Die Zeit ist knapp. Zu knapp meistens. Fast alle Eltern können davon ein Lied singen. Zwischen Kita-Öffnungszeiten, Job und Haushalt ist es kaum möglich, Zweisamkeit zu leben. Oft ähnelt das Zusammenleben eher einer Zweckgemeinschaft, die Leichtigkeit aus der Zeit des frisch Verliebtseins ist verschwunden. Verpflichtungen füllen unseren Alltag, denen wir ja auch gerne nachkommen – vor allem, wenn es um die geliebten Kinder geht. Und weil das zwar anstrengend ist, sich aber gar nicht so schlecht anfühlt, merkt man oft erst zu spät, dass man nur noch Eltern ist – und kein Liebespaar mehr.
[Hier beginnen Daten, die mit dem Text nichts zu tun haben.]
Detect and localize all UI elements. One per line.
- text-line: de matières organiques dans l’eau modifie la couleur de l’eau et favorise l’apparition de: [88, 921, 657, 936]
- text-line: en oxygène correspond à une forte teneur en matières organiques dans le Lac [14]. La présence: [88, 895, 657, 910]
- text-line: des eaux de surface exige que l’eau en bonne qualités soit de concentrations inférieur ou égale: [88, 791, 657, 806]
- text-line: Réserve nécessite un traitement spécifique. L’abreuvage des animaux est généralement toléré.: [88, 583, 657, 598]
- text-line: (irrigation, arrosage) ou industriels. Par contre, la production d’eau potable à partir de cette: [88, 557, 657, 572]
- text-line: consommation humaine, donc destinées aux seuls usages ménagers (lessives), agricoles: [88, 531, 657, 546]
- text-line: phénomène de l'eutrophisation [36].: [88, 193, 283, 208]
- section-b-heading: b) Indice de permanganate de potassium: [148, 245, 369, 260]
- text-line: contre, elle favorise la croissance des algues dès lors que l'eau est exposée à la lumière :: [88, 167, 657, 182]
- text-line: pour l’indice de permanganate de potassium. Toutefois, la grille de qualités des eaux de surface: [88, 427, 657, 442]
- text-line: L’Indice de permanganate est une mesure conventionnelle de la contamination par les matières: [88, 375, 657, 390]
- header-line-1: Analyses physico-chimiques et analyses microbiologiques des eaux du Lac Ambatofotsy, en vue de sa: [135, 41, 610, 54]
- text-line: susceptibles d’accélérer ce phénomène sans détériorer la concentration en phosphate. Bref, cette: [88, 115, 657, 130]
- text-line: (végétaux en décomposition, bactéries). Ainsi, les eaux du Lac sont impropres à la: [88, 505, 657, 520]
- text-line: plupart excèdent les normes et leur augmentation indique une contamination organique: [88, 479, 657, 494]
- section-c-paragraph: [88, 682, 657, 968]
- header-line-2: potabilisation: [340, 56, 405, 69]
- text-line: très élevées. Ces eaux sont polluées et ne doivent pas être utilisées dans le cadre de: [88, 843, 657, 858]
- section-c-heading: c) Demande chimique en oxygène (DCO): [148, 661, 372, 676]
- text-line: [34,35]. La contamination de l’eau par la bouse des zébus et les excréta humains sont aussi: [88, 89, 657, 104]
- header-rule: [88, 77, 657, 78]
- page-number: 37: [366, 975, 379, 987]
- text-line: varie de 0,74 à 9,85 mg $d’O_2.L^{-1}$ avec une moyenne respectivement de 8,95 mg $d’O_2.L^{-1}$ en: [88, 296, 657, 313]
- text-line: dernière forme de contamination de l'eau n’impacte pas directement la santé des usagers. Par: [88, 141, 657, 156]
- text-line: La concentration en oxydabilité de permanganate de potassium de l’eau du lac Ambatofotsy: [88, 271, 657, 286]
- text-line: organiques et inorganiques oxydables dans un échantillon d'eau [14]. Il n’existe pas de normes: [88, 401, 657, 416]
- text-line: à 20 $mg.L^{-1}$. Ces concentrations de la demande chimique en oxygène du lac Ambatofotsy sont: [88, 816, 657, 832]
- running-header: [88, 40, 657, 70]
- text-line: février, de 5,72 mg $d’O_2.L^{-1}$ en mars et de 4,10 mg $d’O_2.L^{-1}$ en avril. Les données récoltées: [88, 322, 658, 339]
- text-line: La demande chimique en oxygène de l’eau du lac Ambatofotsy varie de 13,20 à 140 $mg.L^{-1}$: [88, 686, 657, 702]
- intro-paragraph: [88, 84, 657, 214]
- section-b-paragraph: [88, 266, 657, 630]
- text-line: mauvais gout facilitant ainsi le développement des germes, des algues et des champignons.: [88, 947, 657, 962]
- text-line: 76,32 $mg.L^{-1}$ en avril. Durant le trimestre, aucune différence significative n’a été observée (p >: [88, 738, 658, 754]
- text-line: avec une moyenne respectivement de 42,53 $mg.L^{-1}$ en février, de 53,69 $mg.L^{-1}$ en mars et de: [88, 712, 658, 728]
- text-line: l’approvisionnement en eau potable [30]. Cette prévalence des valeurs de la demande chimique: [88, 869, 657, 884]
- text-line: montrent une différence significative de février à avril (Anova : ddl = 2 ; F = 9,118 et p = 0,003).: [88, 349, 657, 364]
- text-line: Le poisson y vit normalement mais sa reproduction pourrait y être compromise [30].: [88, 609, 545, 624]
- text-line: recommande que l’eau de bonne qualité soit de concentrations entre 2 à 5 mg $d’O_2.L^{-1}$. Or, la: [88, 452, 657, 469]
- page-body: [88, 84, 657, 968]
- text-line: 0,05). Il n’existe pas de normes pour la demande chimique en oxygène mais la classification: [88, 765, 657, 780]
Der Haushalt kann auch mal warten

Betrachten wir das Ganze mal rational, so sind die zu erledigenden Dinge oft gar nicht so dringend. Für ein bisschen Freiraum zu zweit kann die Wäsche auch mal über Nacht in der Waschmaschine bleiben. Und das Chaos in der Küche interessiert auch nur Sie – Ihren Kindern ist es egal. Die sind sowieso häufig flexibler und verständnisvoller, als man annimmt. Warum sie nicht am kommenden Valentinstag einen zusätzlichen Abend von Oma und Opa betreuen oder bei Freund oder Freundin übernachten lassen?
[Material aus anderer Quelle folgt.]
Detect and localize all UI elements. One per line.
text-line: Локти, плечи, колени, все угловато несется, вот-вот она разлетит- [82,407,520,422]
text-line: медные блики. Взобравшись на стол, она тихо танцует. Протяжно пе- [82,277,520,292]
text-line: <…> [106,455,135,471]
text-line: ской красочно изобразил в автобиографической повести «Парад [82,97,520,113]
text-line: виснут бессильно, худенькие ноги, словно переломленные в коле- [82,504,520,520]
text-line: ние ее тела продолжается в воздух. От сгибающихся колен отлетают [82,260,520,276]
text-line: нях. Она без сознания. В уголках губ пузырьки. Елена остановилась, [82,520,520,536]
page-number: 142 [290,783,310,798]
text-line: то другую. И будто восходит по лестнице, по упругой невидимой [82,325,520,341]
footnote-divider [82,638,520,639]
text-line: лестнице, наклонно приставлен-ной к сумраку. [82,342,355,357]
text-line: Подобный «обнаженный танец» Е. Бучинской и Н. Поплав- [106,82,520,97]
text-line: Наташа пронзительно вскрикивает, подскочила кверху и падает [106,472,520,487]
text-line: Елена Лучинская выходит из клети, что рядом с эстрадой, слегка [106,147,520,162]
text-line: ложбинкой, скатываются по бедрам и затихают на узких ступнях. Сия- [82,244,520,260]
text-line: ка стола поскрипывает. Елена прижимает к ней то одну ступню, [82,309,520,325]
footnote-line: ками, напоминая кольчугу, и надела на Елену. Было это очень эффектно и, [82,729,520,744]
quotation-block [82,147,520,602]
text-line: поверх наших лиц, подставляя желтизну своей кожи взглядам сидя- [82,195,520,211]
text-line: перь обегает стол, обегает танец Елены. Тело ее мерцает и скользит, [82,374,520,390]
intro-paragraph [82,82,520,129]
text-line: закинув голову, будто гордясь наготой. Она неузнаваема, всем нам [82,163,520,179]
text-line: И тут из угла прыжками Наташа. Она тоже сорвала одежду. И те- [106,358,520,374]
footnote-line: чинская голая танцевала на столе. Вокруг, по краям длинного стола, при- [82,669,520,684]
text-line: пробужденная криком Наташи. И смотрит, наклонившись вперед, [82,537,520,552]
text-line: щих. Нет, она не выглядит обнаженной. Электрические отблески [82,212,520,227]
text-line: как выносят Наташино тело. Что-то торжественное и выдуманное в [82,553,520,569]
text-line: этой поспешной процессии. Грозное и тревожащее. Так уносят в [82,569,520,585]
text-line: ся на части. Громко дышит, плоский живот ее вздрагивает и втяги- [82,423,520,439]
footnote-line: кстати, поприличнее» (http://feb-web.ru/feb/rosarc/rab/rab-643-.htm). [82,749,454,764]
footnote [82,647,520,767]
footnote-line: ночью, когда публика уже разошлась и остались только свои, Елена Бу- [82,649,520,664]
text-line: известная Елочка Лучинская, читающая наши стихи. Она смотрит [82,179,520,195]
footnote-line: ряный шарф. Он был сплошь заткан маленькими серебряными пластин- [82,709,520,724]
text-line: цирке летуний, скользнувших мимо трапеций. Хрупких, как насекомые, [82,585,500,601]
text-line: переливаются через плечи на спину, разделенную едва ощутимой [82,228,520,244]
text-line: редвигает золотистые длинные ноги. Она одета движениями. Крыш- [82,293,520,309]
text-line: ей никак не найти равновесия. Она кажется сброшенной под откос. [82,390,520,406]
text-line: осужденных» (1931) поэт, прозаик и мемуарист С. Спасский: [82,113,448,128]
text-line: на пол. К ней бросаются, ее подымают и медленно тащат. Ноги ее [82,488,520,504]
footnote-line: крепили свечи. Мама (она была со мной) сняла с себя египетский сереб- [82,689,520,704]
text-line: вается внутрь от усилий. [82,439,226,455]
Valentin und der „Tag der Liebe“

Vielleicht nehmen wir den bevorstehenden Valentinstags aber auch mal zum Anlass, um über Sinn und Herkunft des „Tages der Liebe“ nachzudenken. Der wurde nämlich anders als häufig kolportiert nicht von der Blumenindustrie ins Leben gerufen.
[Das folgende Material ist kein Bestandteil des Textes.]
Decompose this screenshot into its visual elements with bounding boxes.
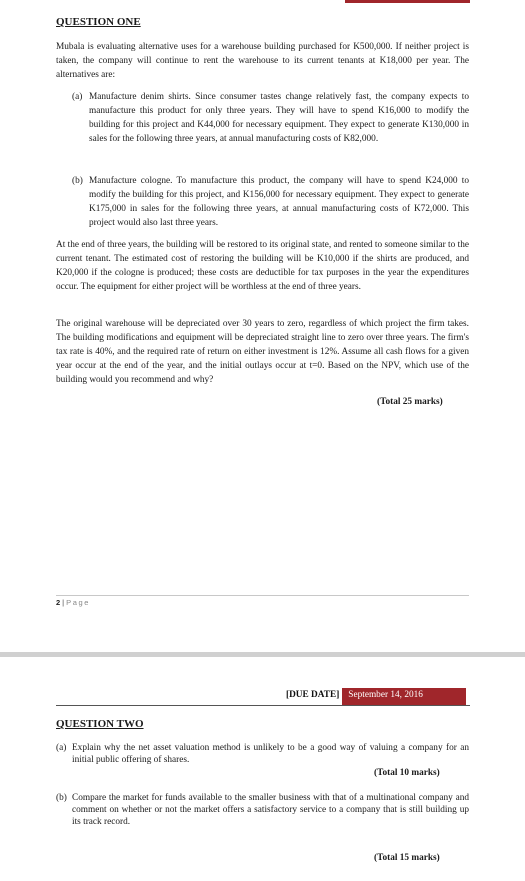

Der historische Ursprung des Valentinstags geht tatsächlich weit zurück. Im antiken Rom gedachte man am 14. Februar mit Blumen der Göttin Juno, der Schützerin von Ehe und Familie. Den Frauen schenkte man an diesem Tag Blumen. Im 3. Jahrhundert nach Christus soll Valentin von Rom trotz eines Verbots von Kaiser Claudius II liebende Paare getraut haben. Diesen schenkte er zur Hochzeit Blumen aus seinem eigenen Garten. Angeblich waren die von ihm geschlossenen Ehen mit Glück gesegnet.

Holen Sie die Romantik zurück!

Heute hat der Valentinstag durch den massiven Werbedruck von Blumen-, Kosmetik- und Süßwarenhandel leider etwas von seinem romantischen Mythos verloren. Es liegt an Ihnen, den Tag wieder mit Ihrer ganz eigenen Romantik zu füllen. Und damit ist nicht gemeint, dass Sie nach dem Zubettbringen der Kinder erschöpft aufs Sofa fallen und sich gemeinsam eine Serie anschauen. Gehen Sie stattdessen lieber raus – in die Sauna, in ein schönes Restaurant oder einfach nur in die abendliche Stadt auf einen gemütlichen Bummel. Lassen Sie – falls Sie das schaffen – Ihr Smartphone zuhause und nehmen Sie sich ganz bewusst Zeit für sich und Ihre Partnerin/Ihren Partner. Beschäftigen Sie sich mit dessen Wünschen, Ideen und Vorlieben. Hören Sie zu, interessieren Sie sich. Sie werden überrascht sein, was alles im Leben Ihres Gegenübers los ist. Dann werden Sie garantiert auch wieder die Leichtigkeit spüren, die Ihre Liebe am Anfang mal hatte. Und dazu bedarf es weder Rosen noch Pralinen. Sie brauchen nur sich selbst, Zeit und Aufmerksamkeit.

In diesem Sinne: Genießen Sie den Tag der Liebe!